Effect of the Degree of Filling on Mechanical Properties of Polymeric Specimens from Polyethylene Terephthalate Glycol and Polylactic Acid Produced by 3D Printing

Abstract

Based 3D printing has become very popular in recent years due to the emergence of projects for low-cost machines, making the technology very accessible. In view of this, some polymers, in general, in thermoplastic filaments, are placed on the market for application in this type of printing technique, making it increasingly necessary to develop research for the characterization of materials to provide information on physical, thermal and mechanical properties. For the development of this work, the polymer poly(ethylene glycol terephthalate) (PETG) was used for a comparative study in relation to poly(lactic acid) (PLA). PETG is obtained by adding modified glycol to the material composition during the polymerization process. It consists of a polymer with a glass transition temperature close to 80°C, with mechanical properties similar to those of PET, with the advantages of notable tenacity, flexibility, and high processing capacity, and PLA is a polymer synthesized from corn sugar, potatoes, and sugar cane, through bioconversion and polymerization. PLA presents biocompatibility, biodegradability, and biological absorption, presenting good mechanical properties, processability, thermal stability and low environmental impact. Mechanical tests of compressive strength and flexural strength were carried out.
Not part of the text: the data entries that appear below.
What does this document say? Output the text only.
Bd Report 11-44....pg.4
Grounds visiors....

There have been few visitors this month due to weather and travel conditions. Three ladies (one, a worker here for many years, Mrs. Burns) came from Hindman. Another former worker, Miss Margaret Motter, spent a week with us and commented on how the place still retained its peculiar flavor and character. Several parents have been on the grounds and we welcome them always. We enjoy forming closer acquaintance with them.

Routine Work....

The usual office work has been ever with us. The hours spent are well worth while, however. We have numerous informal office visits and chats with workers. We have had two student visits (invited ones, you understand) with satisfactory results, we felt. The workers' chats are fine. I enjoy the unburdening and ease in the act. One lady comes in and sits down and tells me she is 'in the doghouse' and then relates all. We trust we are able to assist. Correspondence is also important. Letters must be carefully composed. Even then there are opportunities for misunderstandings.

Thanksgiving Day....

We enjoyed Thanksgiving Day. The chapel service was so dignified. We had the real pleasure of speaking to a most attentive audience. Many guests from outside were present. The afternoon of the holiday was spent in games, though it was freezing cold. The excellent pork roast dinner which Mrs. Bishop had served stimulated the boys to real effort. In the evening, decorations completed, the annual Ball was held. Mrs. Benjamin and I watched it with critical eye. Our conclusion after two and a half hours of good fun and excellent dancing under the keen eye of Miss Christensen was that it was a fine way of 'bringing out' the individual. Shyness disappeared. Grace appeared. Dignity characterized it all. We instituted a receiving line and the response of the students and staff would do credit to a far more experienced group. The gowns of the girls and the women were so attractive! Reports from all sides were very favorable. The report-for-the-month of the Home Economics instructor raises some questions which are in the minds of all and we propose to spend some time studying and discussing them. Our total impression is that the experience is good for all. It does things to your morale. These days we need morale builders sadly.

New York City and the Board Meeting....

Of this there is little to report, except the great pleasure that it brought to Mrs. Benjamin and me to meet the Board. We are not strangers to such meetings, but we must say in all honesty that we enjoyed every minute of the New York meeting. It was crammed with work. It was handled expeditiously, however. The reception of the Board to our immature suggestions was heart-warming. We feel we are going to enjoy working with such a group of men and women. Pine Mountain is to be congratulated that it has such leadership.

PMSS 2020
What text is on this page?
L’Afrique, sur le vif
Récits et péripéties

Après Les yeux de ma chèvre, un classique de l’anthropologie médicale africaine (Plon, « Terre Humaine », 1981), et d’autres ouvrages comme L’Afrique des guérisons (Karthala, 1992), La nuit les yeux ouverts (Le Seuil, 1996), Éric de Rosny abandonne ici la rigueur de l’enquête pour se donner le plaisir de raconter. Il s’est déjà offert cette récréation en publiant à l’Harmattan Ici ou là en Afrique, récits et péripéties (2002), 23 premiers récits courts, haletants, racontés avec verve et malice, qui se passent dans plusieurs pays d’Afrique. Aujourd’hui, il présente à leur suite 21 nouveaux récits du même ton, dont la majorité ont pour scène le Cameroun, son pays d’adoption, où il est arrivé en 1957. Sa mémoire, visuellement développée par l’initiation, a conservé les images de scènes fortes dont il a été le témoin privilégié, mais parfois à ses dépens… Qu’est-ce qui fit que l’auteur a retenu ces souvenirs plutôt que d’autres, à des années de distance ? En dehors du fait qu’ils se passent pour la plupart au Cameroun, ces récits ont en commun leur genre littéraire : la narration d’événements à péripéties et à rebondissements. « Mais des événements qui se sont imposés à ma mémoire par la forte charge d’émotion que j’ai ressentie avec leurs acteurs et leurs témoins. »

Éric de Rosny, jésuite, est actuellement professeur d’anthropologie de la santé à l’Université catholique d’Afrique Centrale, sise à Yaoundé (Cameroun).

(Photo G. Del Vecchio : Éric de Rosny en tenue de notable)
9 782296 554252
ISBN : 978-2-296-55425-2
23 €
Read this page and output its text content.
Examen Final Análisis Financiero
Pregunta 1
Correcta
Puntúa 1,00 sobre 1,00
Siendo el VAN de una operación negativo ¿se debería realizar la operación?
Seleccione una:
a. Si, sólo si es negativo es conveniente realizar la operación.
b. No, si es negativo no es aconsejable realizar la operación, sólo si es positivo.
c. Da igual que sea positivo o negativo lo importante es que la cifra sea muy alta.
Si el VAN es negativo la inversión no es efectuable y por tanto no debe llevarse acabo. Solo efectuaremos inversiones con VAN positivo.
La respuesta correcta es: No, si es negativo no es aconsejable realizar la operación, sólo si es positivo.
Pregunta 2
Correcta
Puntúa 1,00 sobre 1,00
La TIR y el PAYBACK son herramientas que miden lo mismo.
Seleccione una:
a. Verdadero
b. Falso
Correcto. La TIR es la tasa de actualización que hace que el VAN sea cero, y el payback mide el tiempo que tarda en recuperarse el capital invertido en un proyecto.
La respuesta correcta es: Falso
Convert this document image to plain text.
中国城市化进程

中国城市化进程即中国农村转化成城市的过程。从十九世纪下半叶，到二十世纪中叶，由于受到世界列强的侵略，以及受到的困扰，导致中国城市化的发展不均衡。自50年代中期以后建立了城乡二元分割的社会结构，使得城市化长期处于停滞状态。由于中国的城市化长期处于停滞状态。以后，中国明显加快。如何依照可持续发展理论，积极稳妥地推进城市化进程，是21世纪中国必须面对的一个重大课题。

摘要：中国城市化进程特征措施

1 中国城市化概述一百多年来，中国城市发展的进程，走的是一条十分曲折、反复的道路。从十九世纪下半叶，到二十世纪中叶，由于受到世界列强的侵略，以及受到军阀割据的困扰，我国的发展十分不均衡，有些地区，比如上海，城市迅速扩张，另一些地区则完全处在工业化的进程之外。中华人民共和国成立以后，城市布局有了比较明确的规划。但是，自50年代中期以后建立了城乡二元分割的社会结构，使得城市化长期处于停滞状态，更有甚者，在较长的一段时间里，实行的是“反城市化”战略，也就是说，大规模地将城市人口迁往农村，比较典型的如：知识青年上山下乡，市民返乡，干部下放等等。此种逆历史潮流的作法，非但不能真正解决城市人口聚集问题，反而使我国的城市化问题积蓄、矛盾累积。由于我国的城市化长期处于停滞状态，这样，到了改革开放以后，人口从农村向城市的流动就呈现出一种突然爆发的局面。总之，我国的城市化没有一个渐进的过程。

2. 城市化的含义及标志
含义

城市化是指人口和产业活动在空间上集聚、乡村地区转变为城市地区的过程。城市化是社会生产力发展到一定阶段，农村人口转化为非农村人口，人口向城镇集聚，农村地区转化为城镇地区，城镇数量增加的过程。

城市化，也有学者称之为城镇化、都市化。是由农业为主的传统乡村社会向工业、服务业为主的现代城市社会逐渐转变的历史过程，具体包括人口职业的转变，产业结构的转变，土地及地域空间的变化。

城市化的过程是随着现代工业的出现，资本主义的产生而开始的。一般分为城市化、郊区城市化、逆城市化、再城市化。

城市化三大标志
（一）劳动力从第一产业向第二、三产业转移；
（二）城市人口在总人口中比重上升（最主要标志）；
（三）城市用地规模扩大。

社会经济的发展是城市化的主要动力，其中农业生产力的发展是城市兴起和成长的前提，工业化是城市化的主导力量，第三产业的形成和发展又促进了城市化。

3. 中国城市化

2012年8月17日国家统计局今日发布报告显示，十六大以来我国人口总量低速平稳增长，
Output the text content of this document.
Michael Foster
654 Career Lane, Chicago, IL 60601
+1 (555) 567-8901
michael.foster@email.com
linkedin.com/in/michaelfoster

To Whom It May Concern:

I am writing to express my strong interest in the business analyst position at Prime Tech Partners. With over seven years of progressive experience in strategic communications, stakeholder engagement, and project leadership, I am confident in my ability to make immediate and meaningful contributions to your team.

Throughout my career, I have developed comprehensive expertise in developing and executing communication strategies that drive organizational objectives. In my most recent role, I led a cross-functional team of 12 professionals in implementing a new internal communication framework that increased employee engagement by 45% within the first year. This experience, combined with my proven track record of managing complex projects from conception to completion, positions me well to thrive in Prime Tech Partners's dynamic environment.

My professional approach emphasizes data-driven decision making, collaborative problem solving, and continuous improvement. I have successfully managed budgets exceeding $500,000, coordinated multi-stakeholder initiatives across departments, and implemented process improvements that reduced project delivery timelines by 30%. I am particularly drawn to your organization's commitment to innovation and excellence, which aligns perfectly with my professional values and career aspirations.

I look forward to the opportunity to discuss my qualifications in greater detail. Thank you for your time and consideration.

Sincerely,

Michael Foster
In the compressive strength test, the specimen with 100% filling presented a deformation 76% greater than the specimen with 50% filling. This can be attributed to the mechanical property of the PETG polymer, as it is very ductile, thus facilitating the processability of this artifact. The mechanical flexural strength tests carried out with the PLA polymer with the highest filling percentages (100% and 50%) showed less deformation until failure, characterizing them as more ductile materials. On the other hand, specimens with 30% filling showed ~215% greater deformation than specimens with 100% filling. With this, it can be seen that PLA has greater flexibility and tenacity for fillings of low percentages, due to the internal spacing absorbing the impact of loads. The PLA polymer showed better mechanical properties, such as Young's modulus, ductility and more satisfactory resistance when compared to the PETG polymer. As well as the synthesis of PLA, it characterizes the process in a more sustainable way, as it is a biopolymer, in addition to its excellent processability.